Faixa denunciando roubo no Icaraí chama a atenção para o drama vivido pelo clube

Faixa denunciando roubo no Icaraí chama a atenção para o drama vivido pelo clube
A faixa com o pedido ao ladrão está exposta na frente da sede semidestruída do Clube. Foto: Gustavo Werneck/EM/D.A PRESS)

Gustavo Werneck

Estado de Minas

Não bastasse a destruição da sua fachada provocada por um caminhão carregado de sal, o Clube Social Icaraí, em Santa Luzia, na Região Metropolitana de Belo Horizonte, torna-se alvo de novas invasões. Na calada da noite, desde o acidente na tarde de 31 de janeiro, ladrões entram no local e levam o que podem, especialmente dos banheiros e cozinha.

“Roubaram vasos sanitários, pias, todas as torneiras e bancada do banheiro. Da cozinha, levaram panelas e talheres, e arrebentaram a madeira colocada para proteger os dois espaços”, diz a secretária do clube inaugurado em 1965, no Bairro São Geraldo, Rosimeire de Fátima Dias Pinho. Ela explica que já foi feito o boletim de ocorrência na Polícia Militar, na cidade.

Para evitar novos roubos, a direção do clube colocou uma faixa de frente para a Rua Silva Jardim, onde há grande movimento de veículos. O recado é para os invasores e pede compreensão: “Caro ladrão. O prejuízo causado pelo acidente já foi muito grande. Portanto, pedimos que pare de nos visitar durante as madrugadas”.

Uma vizinha do clube, que teve a casa parcialmente destruída pelo caminhão, conta que “também já entraram” no local. Na garagem da residência, ainda se pode ver um veículo Volkswagen branco (Fusca) impossibilitado de sair devido ao perigo de desabamento do telhado. Ninguém ficou ferido no dia do acidente.

Providências

Perto de completar três meses do acidente documentado pelo Estado de Minas, o Clube Social Icaraí se tornou um retrato de escombros. Quem passa pelo espaço, onde já ocorreram muitos bailes, festas e tem uso pela comunidade do São Geraldo e bairros vizinhos, pode ver, no chão, tijolos quebrados, paredes arrebentadas, pedaços de concreto do muro – tudo permeado pelo clima de desolação.

A direção do clube já procurou o Ministério Público de Minas Gerais (MPMG) e, conforme avaliação de um engenheiro, o prejuízo é superior a R$ 100 mil. Os entendimentos para reparação dos anos são feitos diretamente com a seguradora da transportadora que carregava cerca de 30 toneladas de sal.
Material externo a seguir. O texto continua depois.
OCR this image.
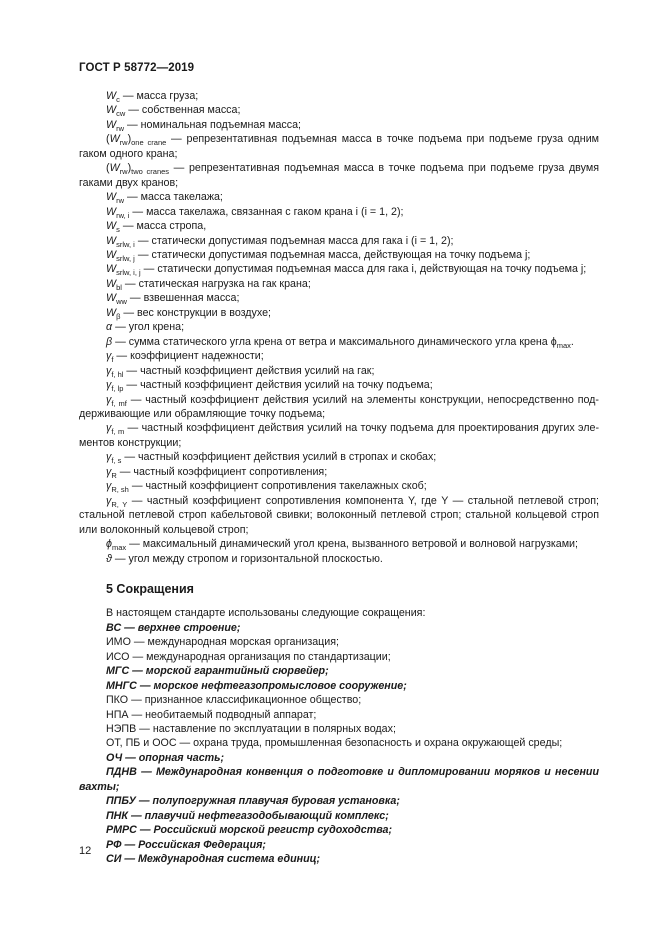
ГОСТ Р 58772—2019
$W_c$ — масса груза;
$W_{cw}$ — собственная масса;
$W_{rw}$ — номинальная подъемная масса;
$(W_{rw})_{one crane}$ — репрезентативная подъемная масса в точке подъема при подъеме груза одним гаком одного крана;
$(W_{rw})_{two cranes}$ — репрезентативная подъемная масса в точке подъема при подъеме груза двумя гаками двух кранов;
$W_{rw}$ — масса такелажа;
$W_{rw, i}$ — масса такелажа, связанная с гаком крана i (i = 1, 2);
$W_s$ — масса стропа,
$W_{srlw, i}$ — статически допустимая подъемная масса для гака i (i = 1, 2);
$W_{srlw, j}$ — статически допустимая подъемная масса, действующая на точку подъема j;
$W_{srlw, i, j}$ — статически допустимая подъемная масса для гака i, действующая на точку подъема j;
$W_{bl}$ — статическая нагрузка на гак крана;
$W_{ww}$ — взвешенная масса;
$W_\beta$ — вес конструкции в воздухе;
α — угол крена;
β — сумма статического угла крена от ветра и максимального динамического угла крена $\phi_{max}$.
$\gamma_f$ — коэффициент надежности;
$\gamma_{f, hl}$ — частный коэффициент действия усилий на гак;
$\gamma_{f, lp}$ — частный коэффициент действия усилий на точку подъема;
$\gamma_{f, mf}$ — частный коэффициент действия усилий на элементы конструкции, непосредственно под-держивающие или обрамляющие точку подъема;
$\gamma_{f, m}$ — частный коэффициент действия усилий на точку подъема для проектирования других эле-ментов конструкции;
$\gamma_{f, s}$ — частный коэффициент действия усилий в стропах и скобах;
$\gamma_R$ — частный коэффициент сопротивления;
$\gamma_{R, sh}$ — частный коэффициент сопротивления такелажных скоб;
$\gamma_{R, Y}$ — частный коэффициент сопротивления компонента Y, где Y — стальной петлевой строп; стальной петлевой строп кабельтовой свивки; волоконный петлевой строп; стальной кольцевой строп или волоконный кольцевой строп;
$\phi_{max}$ — максимальный динамический угол крена, вызванного ветровой и волновой нагрузками;
ϑ — угол между стропом и горизонтальной плоскостью.
5 Сокращения
В настоящем стандарте использованы следующие сокращения:
ВС — верхнее строение;
ИМО — международная морская организация;
ИСО — международная организация по стандартизации;
МГС — морской гарантийный сюрвейер;
МНГС — морское нефтегазопромысловое сооружение;
ПКО — признанное классификационное общество;
НПА — необитаемый подводный аппарат;
НЭПВ — наставление по эксплуатации в полярных водах;
ОТ, ПБ и ООС — охрана труда, промышленная безопасность и охрана окружающей среды;
ОЧ — опорная часть;
ПДНВ — Международная конвенция о подготовке и дипломировании моряков и несении вахты;
ППБУ — полупогружная плавучая буровая установка;
ПНК — плавучий нефтегазодобывающий комплекс;
РМРС — Российский морской регистр судоходства;
РФ — Российская Федерация;
СИ — Международная система единиц;
12
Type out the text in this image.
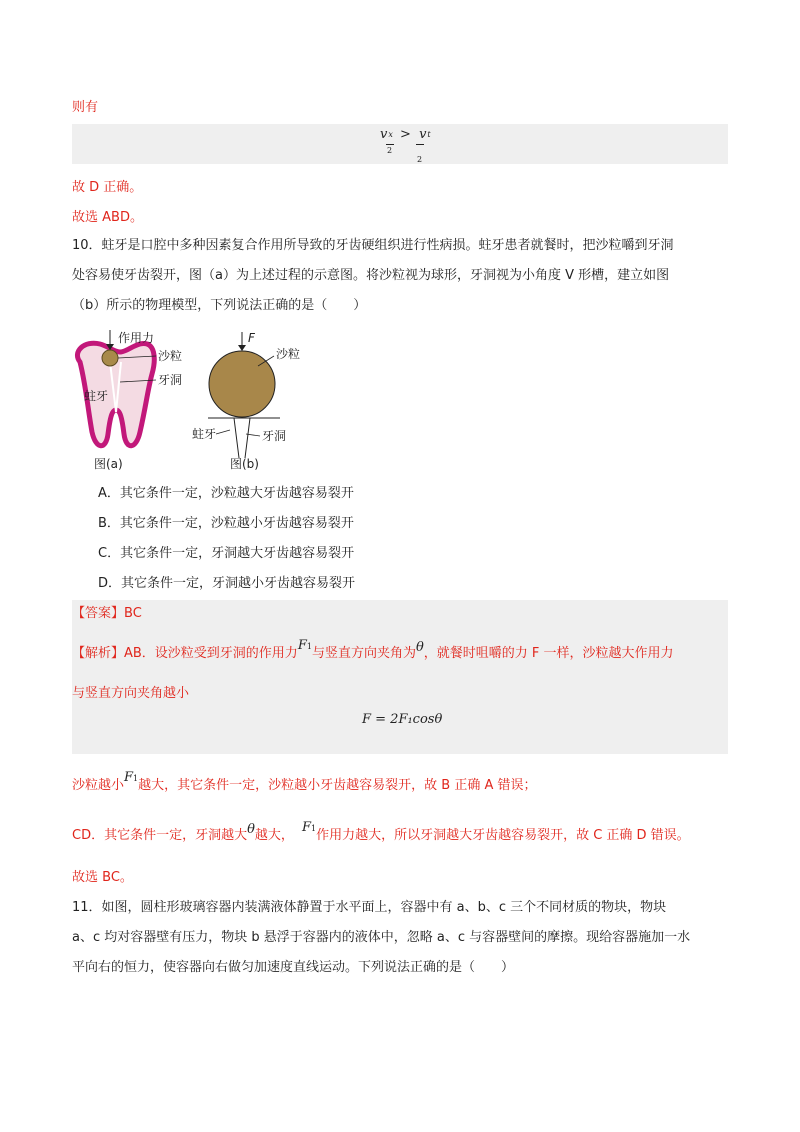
则有
vx > vt
2
2
故 D 正确。
故选 ABD。
10．蛀牙是口腔中多种因素复合作用所导致的牙齿硬组织进行性病损。蛀牙患者就餐时，把沙粒嚼到牙洞
处容易使牙齿裂开，图（a）为上述过程的示意图。将沙粒视为球形，牙洞视为小角度 V 形槽，建立如图
（b）所示的物理模型，下列说法正确的是（　　）
作用力
沙粒
牙洞
蛀牙
图(a)
F
沙粒
蛀牙	牙洞
图(b)
A．其它条件一定，沙粒越大牙齿越容易裂开
B．其它条件一定，沙粒越小牙齿越容易裂开
C．其它条件一定，牙洞越大牙齿越容易裂开
D．其它条件一定，牙洞越小牙齿越容易裂开
【答案】BC
【解析】AB．设沙粒受到牙洞的作用力F1与竖直方向夹角为θ，就餐时咀嚼的力 F 一样，沙粒越大作用力
与竖直方向夹角越小
F = 2F₁cosθ
沙粒越小F1越大，其它条件一定，沙粒越小牙齿越容易裂开，故 B 正确 A 错误；
CD．其它条件一定，牙洞越大θ越大，F1作用力越大，所以牙洞越大牙齿越容易裂开，故 C 正确 D 错误。
故选 BC。
11．如图，圆柱形玻璃容器内装满液体静置于水平面上，容器中有 a、b、c 三个不同材质的物块，物块
a、c 均对容器壁有压力，物块 b 悬浮于容器内的液体中，忽略 a、c 与容器壁间的摩擦。现给容器施加一水
平向右的恒力，使容器向右做匀加速度直线运动。下列说法正确的是（　　）
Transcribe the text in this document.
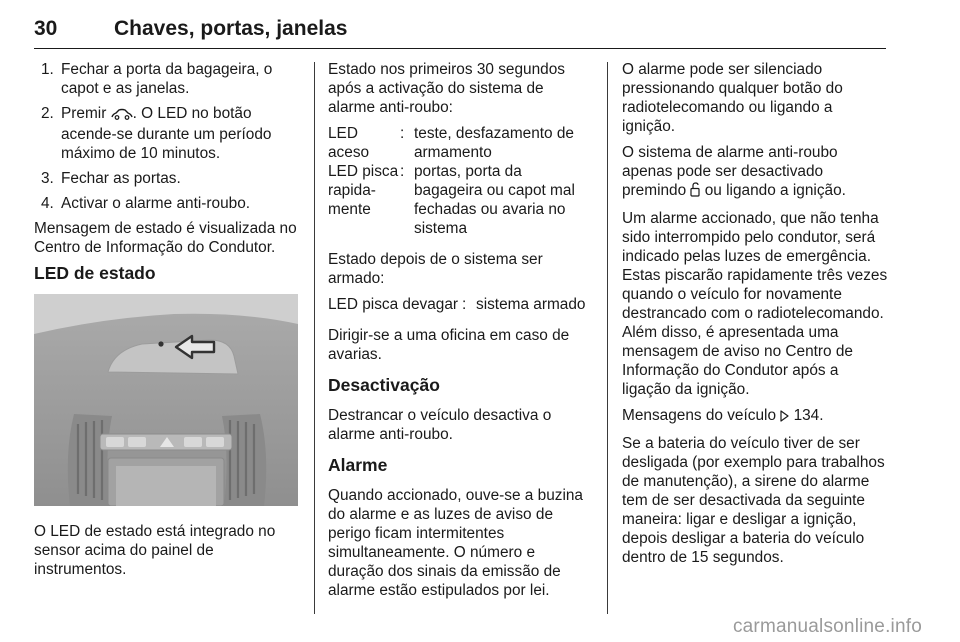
30	Chaves, portas, janelas
1. Fechar a porta da bagageira, o capot e as janelas.
2. Premir . O LED no botão acende-se durante um período máximo de 10 minutos.
3. Fechar as portas.
4. Activar o alarme anti-roubo.

Mensagem de estado é visualizada no Centro de Informação do Condutor.

LED de estado

O LED de estado está integrado no sensor acima do painel de instrumentos.

Estado nos primeiros 30 segundos após a activação do sistema de alarme anti-roubo:

LED aceso
: teste, desfazamento de armamento
LED pisca rapidamente
: portas, porta da bagageira ou capot mal fechadas ou avaria no sistema

Estado depois de o sistema ser armado:

LED pisca devagar : sistema armado

Dirigir-se a uma oficina em caso de avarias.

Desactivação

Destrancar o veículo desactiva o alarme anti-roubo.

Alarme

Quando accionado, ouve-se a buzina do alarme e as luzes de aviso de perigo ficam intermitentes simultaneamente. O número e duração dos sinais da emissão de alarme estão estipulados por lei.

O alarme pode ser silenciado pressionando qualquer botão do radiotelecomando ou ligando a ignição.

O sistema de alarme anti-roubo apenas pode ser desactivado premindo  ou ligando a ignição.

Um alarme accionado, que não tenha sido interrompido pelo condutor, será indicado pelas luzes de emergência. Estas piscarão rapidamente três vezes quando o veículo for novamente destrancado com o radiotelecomando. Além disso, é apresentada uma mensagem de aviso no Centro de Informação do Condutor após a ligação da ignição.

Mensagens do veículo  134.

Se a bateria do veículo tiver de ser desligada (por exemplo para trabalhos de manutenção), a sirene do alarme tem de ser desactivada da seguinte maneira: ligar e desligar a ignição, depois desligar a bateria do veículo dentro de 15 segundos.

carmanualsonline.info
Por enquanto, não há definição para o caso.

Sem freios

Conforme a reportagem publicada pelo EM“o caminhão sem freios, carregado de sal”, invadiu o Clube Social Icaraí, no Bairro São Geraldo, destruindo toda a fachada do local e indo parar dentro de uma casa, que fica depois do clube. “O barulho foi ensurdecedor, como se uma bomba caísse aqui, ao lado da gente, mas, felizmente, ninguém se feriu”, afirmou, na época, a secretária Rosemeire de Fátima.

Os efeitos poderiam ter sido trágicos, contou Rosimeire. “Se o caminhão tivesse continuado a descer, seria pior, pois poderia passar por cima de carros e atingir e destruir outras casas localizada mais abaixo.”